AP Photo/Carolyn Kaster
AP Photo/Carolyn Kaster

On December 14, gun control proponent Gabby Giffords blasted Congress for not enacting California-style background checks following the heinous attack on Sandy Hook Elementary, which happened three years ago.

California has the expanded background checks that Giffords has been pushing at the federal level for three years, and the checks proved impotent to stop the December 2 San Bernardino attack. In fact, Colorado also has expanded background checks, but they were impotent to stop the November 27 Planned Parenthood shooting and the Halloween day shootings in Colorado Springs.

Writing in USA Today, Giffords continued her push for expanding background checks and framed doing so as a way to “[close]… loopholes that allow dangerous people to get guns with no questions asked.”

She wrote:

As another year since the tragedy at Sandy Hook passes, I sometimes struggle to find the hope that has carried me along my path — to Congress and then back from the brink of death after a gunman opened fire on me and my constituents on Jan. 8, 2011.

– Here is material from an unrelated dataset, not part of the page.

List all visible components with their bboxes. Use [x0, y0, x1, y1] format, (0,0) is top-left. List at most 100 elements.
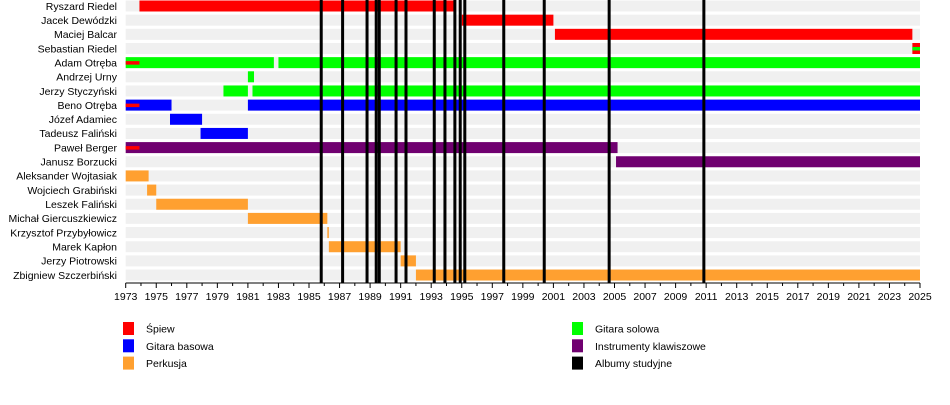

Because I know that this week, Congress will do exactly what its members have done every week since those 20 kindergartners and first-graders were murdered in their classrooms: nothing at all.

Giffords left out some crucial information. Besides not mentioning that fact that expanded background checks failed to prevent high-profile shootings in CA and CO, she also failed to mention that the gunman who shot her—Jared Loughner—passed a background check for the weapon he used. That is about as stark an example of the impotency of background checks as one can find—the man who attacked the proponent of background checks passed a background check in order to acquire the gun with which he attacked her.

Another thing Giffords failed to mention is that Sen. Joe Manchin (D-WV)—the author of the expanded background check legislation, crafted in the wake of Sandy Hook—admitted his legislation would not have prevented the Sandy Hook attack from happening. The reason it would not have prevented it is because Adam Lanza did not buy his guns. Rather, he stole them.

So, expanded background checks have not stopped high-profile shootings in CA and CO, background checks did not stop Giffords’s own attacker, and Manchin said they would not have stopped the attack on Sandy Hook Elementary. But Giffords is appalled that Congress refused to expand background checks in response to Sandy Hook.